The players had nothing but my descriptions. After a time, one player had to drop out because, as he said to me, he didn't know what the character could do. Without a number on a sheet (any number), he had no way to make decisions about the character without basically flipping a coin.

That is why I don't like narrativist gaming. Whenever I GM now, I prefer a system where the player does not need to ask the GM "Does my character think he can do this?" GMs will answer based on personality. And thus they are playing the character, not the player. The GM should respond. "There is a 60% chance of success. You tell me if the character thinks he can succeed." But no GM is going to respond like that.

And none of this has anything to do with rules lite or not.
 

rogueattorney said:
Actually, it was about 3 pages out of 64. The biggest chunk of the '81 Basic rules was taken up by monsters. The Expert book had about 5 or 6 pages of spells and another page on magic research. Clerics had 6-8 spells per level and m-u's 10-12. Players were encouraged to create their own spells with a base 85% chance of success and a generally low cost/risk associated with research.
And there weren't 9 levels of spells.

Also, spells were open to wide interpretation since they consisted of like 2 sentences of description.
 

jmucchiello said:
And there weren't 9 levels of spells.

Also, spells were open to wide interpretation since they consisted of like 2 sentences of description.

And your point? We are talking about a rules-liter version of the game are we not? It seems those things would go hand in hand.

My entire focus during for this thread is that there was a different way to play D&D back in the day. That some people liked that style. That the RPG industry really hasn't supported that style in ages, and it would be nice if someone (not necessarily WotC) would.

My hope is that Troll Lord's C&C fits the bill.

R.A.
 


jgbrowning said:
I did not say you cannot roleplay, I said more rules limits roleplay. You cannot, with standard rules, play a game where a young boy kills a giant with a single sling shot. This doesn't prevent or reduce role-play. It merely limits it. Plots and stories for D&D are designed with D&D rules in mind.
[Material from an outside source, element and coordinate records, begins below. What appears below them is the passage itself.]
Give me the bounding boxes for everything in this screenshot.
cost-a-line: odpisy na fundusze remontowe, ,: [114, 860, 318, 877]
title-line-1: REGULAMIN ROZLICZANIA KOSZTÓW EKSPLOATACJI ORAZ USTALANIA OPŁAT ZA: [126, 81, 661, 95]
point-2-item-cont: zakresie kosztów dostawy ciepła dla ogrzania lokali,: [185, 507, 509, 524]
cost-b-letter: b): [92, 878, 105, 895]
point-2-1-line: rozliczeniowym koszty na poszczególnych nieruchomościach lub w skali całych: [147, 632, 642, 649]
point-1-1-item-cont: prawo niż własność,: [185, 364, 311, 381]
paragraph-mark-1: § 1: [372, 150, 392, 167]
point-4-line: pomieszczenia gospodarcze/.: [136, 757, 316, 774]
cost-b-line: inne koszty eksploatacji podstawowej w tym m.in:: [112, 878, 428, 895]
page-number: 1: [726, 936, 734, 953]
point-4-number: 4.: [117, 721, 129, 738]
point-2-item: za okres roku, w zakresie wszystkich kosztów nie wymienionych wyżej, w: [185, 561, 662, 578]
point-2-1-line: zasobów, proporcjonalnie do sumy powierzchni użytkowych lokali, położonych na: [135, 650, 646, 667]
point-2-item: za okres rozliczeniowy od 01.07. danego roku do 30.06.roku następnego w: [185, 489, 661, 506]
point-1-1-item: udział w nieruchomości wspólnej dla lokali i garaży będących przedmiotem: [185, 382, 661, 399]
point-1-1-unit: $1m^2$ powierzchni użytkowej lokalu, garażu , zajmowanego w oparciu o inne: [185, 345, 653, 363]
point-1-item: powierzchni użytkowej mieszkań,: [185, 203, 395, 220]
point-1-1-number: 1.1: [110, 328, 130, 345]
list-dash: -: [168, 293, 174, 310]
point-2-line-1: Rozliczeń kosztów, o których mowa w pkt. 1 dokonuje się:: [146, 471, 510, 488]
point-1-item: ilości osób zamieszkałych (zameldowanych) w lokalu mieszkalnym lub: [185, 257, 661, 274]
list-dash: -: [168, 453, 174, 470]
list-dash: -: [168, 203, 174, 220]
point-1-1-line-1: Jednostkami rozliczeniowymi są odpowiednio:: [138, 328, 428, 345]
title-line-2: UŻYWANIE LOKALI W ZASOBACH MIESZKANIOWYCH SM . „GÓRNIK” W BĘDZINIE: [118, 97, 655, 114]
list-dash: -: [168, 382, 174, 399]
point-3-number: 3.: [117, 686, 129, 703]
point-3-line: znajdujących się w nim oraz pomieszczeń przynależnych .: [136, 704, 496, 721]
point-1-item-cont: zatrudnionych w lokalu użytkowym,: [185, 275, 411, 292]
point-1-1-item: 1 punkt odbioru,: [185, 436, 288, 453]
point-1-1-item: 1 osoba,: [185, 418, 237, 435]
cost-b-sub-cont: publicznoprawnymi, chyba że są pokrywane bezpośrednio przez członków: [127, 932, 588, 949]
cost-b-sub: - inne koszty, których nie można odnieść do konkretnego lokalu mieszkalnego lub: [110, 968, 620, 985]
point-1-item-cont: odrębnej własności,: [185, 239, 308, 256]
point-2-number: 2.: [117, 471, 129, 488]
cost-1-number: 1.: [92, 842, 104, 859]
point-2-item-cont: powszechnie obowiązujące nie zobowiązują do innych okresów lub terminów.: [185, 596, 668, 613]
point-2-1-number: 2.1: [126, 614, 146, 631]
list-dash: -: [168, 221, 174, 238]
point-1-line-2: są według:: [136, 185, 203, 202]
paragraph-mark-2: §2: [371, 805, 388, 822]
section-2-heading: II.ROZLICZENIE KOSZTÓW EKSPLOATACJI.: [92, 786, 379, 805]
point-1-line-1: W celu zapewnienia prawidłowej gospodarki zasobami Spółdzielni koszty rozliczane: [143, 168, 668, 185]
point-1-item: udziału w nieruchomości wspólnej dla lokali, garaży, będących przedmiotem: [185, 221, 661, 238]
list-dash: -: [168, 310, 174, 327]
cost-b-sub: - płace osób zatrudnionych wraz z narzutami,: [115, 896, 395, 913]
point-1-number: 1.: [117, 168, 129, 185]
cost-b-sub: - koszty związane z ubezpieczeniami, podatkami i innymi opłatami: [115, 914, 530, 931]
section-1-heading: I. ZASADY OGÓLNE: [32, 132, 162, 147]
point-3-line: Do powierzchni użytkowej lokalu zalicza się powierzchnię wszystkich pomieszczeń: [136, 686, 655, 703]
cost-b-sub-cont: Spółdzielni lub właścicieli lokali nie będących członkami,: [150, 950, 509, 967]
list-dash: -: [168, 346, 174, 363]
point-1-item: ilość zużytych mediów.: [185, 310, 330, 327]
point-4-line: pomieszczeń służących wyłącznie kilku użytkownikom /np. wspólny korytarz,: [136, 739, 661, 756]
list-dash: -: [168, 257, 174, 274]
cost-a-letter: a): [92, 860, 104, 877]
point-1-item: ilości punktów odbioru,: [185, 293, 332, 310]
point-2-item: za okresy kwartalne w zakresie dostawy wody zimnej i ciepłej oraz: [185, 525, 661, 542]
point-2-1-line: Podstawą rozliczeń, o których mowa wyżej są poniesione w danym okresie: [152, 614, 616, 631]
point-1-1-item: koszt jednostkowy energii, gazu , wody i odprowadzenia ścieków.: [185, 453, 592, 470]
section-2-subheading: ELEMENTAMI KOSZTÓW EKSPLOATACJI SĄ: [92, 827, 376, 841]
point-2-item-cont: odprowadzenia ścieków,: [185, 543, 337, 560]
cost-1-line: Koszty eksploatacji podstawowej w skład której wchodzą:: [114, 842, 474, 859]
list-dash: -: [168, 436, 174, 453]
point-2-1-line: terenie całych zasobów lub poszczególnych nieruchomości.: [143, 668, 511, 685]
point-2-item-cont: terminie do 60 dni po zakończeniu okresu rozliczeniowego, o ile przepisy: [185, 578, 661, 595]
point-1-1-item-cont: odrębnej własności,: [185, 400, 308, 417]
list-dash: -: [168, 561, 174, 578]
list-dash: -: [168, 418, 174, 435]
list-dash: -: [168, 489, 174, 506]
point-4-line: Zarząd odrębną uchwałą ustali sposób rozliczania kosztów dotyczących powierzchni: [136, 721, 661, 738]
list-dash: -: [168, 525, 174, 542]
Indeed. However, D&D is a game, while David and Goliath is a story. It seems to me that you don't really want to play a game, and that you'd rather be a novelist. There's nothing wrong with that, but clearly, D&D is not for you. It seems to me that any game with rules at all can be exploited, but games without rules aren't really games. They can be improv theatre, novels, or other type of collaborative work, but ultimately, they're not games. What I like about 3.5E (as opposed to "rules-lite" games) is that they wholeheartedly embrace the idea that they are games, and aren't about "storytelling."